The turning point in the war came with the Battle of Derna (April-May 1805). Ex-consul William Eaton, who went by the rank of general, and US Marine First Lieutenant Presley O'Bannon led a mixed force of eight United States Marines and 500 Greek, Arab and Berber mercenaries on a remarkable overland march across the desert from Alexandria, Egypt to assault the Tripolitan city of Derna.
Wearied of the blockade and raids, and now under threat of a continued advance on Tripoli proper and a scheme to restore his deposed older brother Hamet Karamanli as ruler, Yussif Karamanli signed a treaty ending hostilities on June 10, 1805. Although the Senate did not approve the treaty until the following year, this effectively ended the First Barbary War.

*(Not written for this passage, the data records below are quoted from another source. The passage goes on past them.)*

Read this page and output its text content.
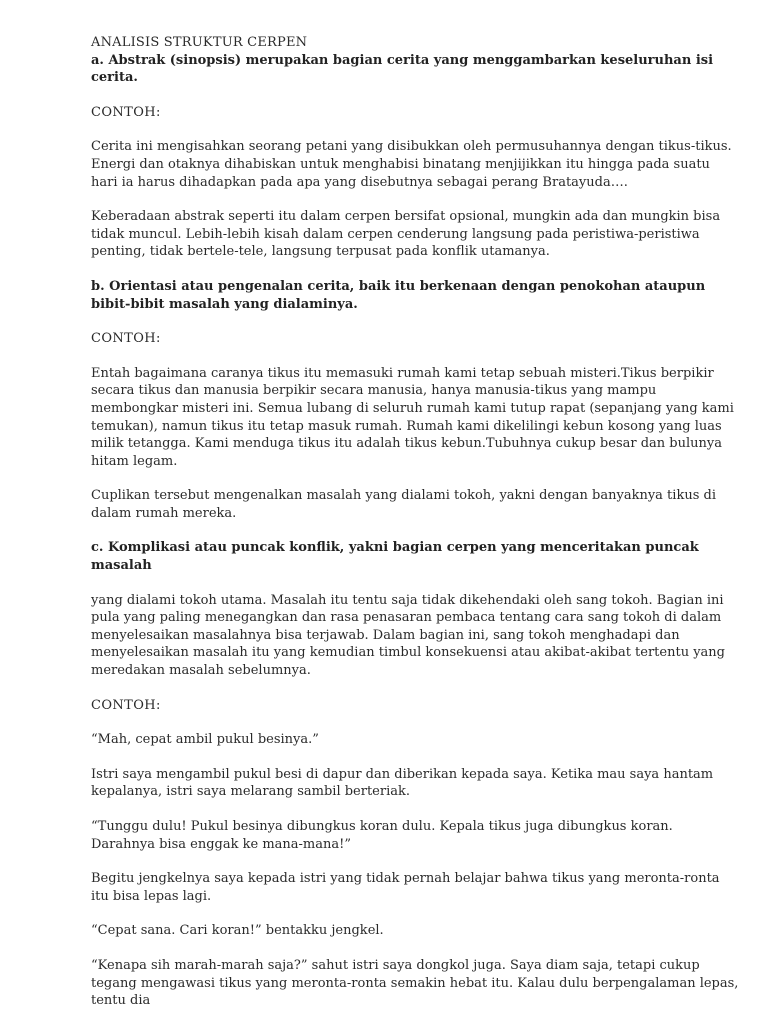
ANALISIS STRUKTUR CERPEN

a. Abstrak (sinopsis) merupakan bagian cerita yang menggambarkan keseluruhan isi cerita.

CONTOH:

Cerita ini mengisahkan seorang petani yang disibukkan oleh permusuhannya dengan tikus-tikus. Energi dan otaknya dihabiskan untuk menghabisi binatang menjijikkan itu hingga pada suatu hari ia harus dihadapkan pada apa yang disebutnya sebagai perang Bratayuda….

Keberadaan abstrak seperti itu dalam cerpen bersifat opsional, mungkin ada dan mungkin bisa tidak muncul. Lebih-lebih kisah dalam cerpen cenderung langsung pada peristiwa-peristiwa penting, tidak bertele-tele, langsung terpusat pada konflik utamanya.

b. Orientasi atau pengenalan cerita, baik itu berkenaan dengan penokohan ataupun bibit-bibit masalah yang dialaminya.

CONTOH:

Entah bagaimana caranya tikus itu memasuki rumah kami tetap sebuah misteri.Tikus berpikir secara tikus dan manusia berpikir secara manusia, hanya manusia-tikus yang mampu membongkar misteri ini. Semua lubang di seluruh rumah kami tutup rapat (sepanjang yang kami temukan), namun tikus itu tetap masuk rumah. Rumah kami dikelilingi kebun kosong yang luas milik tetangga. Kami menduga tikus itu adalah tikus kebun.Tubuhnya cukup besar dan bulunya hitam legam.

Cuplikan tersebut mengenalkan masalah yang dialami tokoh, yakni dengan banyaknya tikus di dalam rumah mereka.

c. Komplikasi atau puncak konflik, yakni bagian cerpen yang menceritakan puncak masalah

yang dialami tokoh utama. Masalah itu tentu saja tidak dikehendaki oleh sang tokoh. Bagian ini pula yang paling menegangkan dan rasa penasaran pembaca tentang cara sang tokoh di dalam menyelesaikan masalahnya bisa terjawab. Dalam bagian ini, sang tokoh menghadapi dan menyelesaikan masalah itu yang kemudian timbul konsekuensi atau akibat-akibat tertentu yang meredakan masalah sebelumnya.

CONTOH:

“Mah, cepat ambil pukul besinya.”

Istri saya mengambil pukul besi di dapur dan diberikan kepada saya. Ketika mau saya hantam kepalanya, istri saya melarang sambil berteriak.

“Tunggu dulu! Pukul besinya dibungkus koran dulu. Kepala tikus juga dibungkus koran. Darahnya bisa enggak ke mana-mana!”

Begitu jengkelnya saya kepada istri yang tidak pernah belajar bahwa tikus yang meronta-ronta itu bisa lepas lagi.

“Cepat sana. Cari koran!” bentakku jengkel.

“Kenapa sih marah-marah saja?” sahut istri saya dongkol juga. Saya diam saja, tetapi cukup tegang mengawasi tikus yang meronta-ronta semakin hebat itu. Kalau dulu berpengalaman lepas, tentu dia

Article 2 of the Treaty reads:
The Bashaw of Tripoli shall deliver up to the American Squadron now off Tripoli, all the Americans in his possession; and all the Subjects of the Bashaw of Tripoli now in the power of the United States of America shall be delivered up to him; and as the number of Americans in possession of the Bashaw of Tripoli amounts to Three Hundred Persons, more or less; and the number of Tripolino Subjects in the power of the Americans to about, One Hundred more or less; The Bashaw of Tripoli shall receive from the United States of America, the sum of Sixty Thousand Dollars, as a payment for the difference between the Prisoners herein mentioned.

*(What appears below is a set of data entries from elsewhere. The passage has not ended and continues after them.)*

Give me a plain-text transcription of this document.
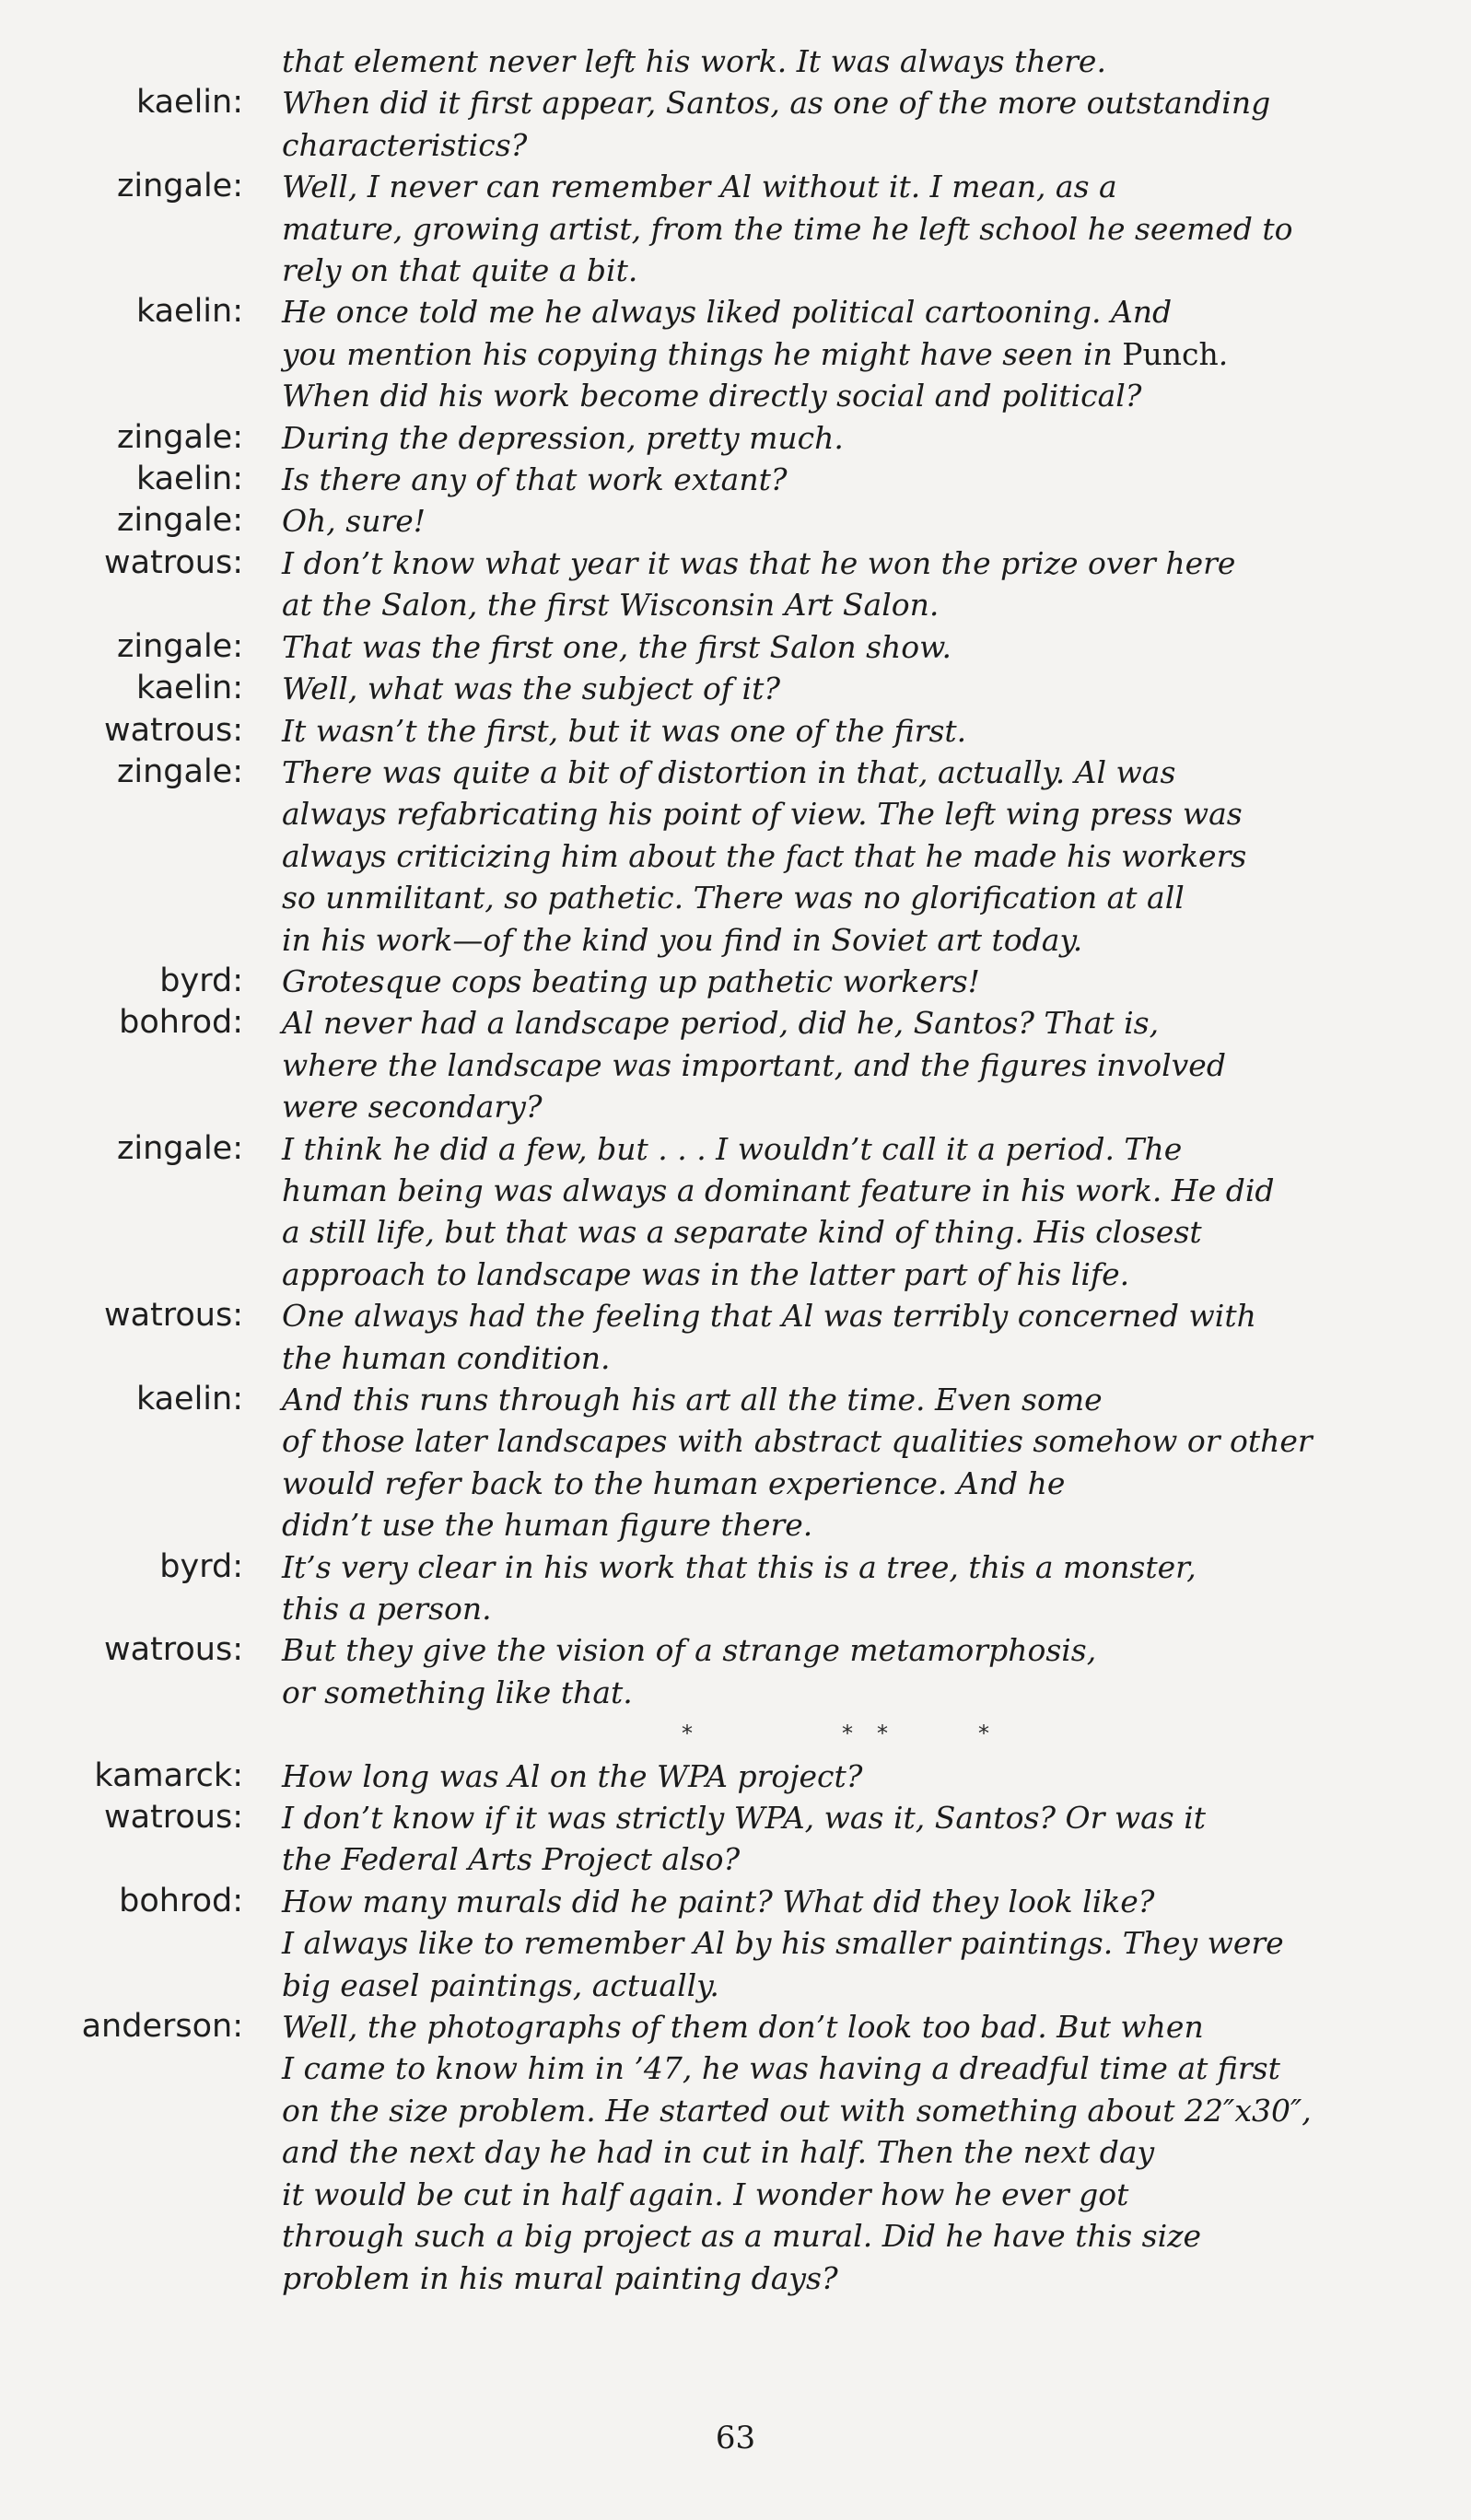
that element never left his work. It was always there.
kaelin: When did it first appear, Santos, as one of the more outstanding
characteristics?
zingale: Well, I never can remember Al without it. I mean, as a
mature, growing artist, from the time he left school he seemed to
rely on that quite a bit.
kaelin: He once told me he always liked political cartooning. And
you mention his copying things he might have seen in Punch.
When did his work become directly social and political?
zingale: During the depression, pretty much.
kaelin: Is there any of that work extant?
zingale: Oh, sure!
watrous: I don’t know what year it was that he won the prize over here
at the Salon, the first Wisconsin Art Salon.
zingale: That was the first one, the first Salon show.
kaelin: Well, what was the subject of it?
watrous: It wasn’t the first, but it was one of the first.
zingale: There was quite a bit of distortion in that, actually. Al was
always refabricating his point of view. The left wing press was
always criticizing him about the fact that he made his workers
so unmilitant, so pathetic. There was no glorification at all
in his work—of the kind you find in Soviet art today.
byrd: Grotesque cops beating up pathetic workers!
bohrod: Al never had a landscape period, did he, Santos? That is,
where the landscape was important, and the figures involved
were secondary?
zingale: I think he did a few, but . . . I wouldn’t call it a period. The
human being was always a dominant feature in his work. He did
a still life, but that was a separate kind of thing. His closest
approach to landscape was in the latter part of his life.
watrous: One always had the feeling that Al was terribly concerned with
the human condition.
kaelin: And this runs through his art all the time. Even some
of those later landscapes with abstract qualities somehow or other
would refer back to the human experience. And he
didn’t use the human figure there.
byrd: It’s very clear in his work that this is a tree, this a monster,
this a person.
watrous: But they give the vision of a strange metamorphosis,
or something like that.
*	* *	*
kamarck: How long was Al on the WPA project?
watrous: I don’t know if it was strictly WPA, was it, Santos? Or was it
the Federal Arts Project also?
bohrod: How many murals did he paint? What did they look like?
I always like to remember Al by his smaller paintings. They were
big easel paintings, actually.
anderson: Well, the photographs of them don’t look too bad. But when
I came to know him in ’47, he was having a dreadful time at first
on the size problem. He started out with something about 22″x30″,
and the next day he had in cut in half. Then the next day
it would be cut in half again. I wonder how he ever got
through such a big project as a mural. Did he have this size
problem in his mural painting days?
63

In agreeing to pay a ransom of sixty thousand dollars for the American prisoners, the Jefferson administration drew a distinction between paying tribute and paying ransom. At the time, some argued that buying sailors out of slavery was a fair exchange to end the war. William Eaton, however, remained bitter for the rest of his life about the treaty, feeling that his efforts had been squandered by the State Department diplomat Tobias Lear. Eaton and others felt that the capture of Derna should have been used as a bargaining chip to obtain the release of all American prisoners without having to pay ransom. Furthermore, Eaton believed the honour of the United States had been compromised when it abandoned Hamet Karamanli after promising to restore him as leader of Tripoli. Eaton's complaints generally fell on deaf ears, especially as attention turned to the strained international relations which would ultimately lead to the War of 1812.
Anyways, it seems our current government, and the American people in general have long forgotten history, and what animals Muslims have always been. Their Koran still reads the same, and their desire to conquor remains intact.
And now we are paying "tributes" again.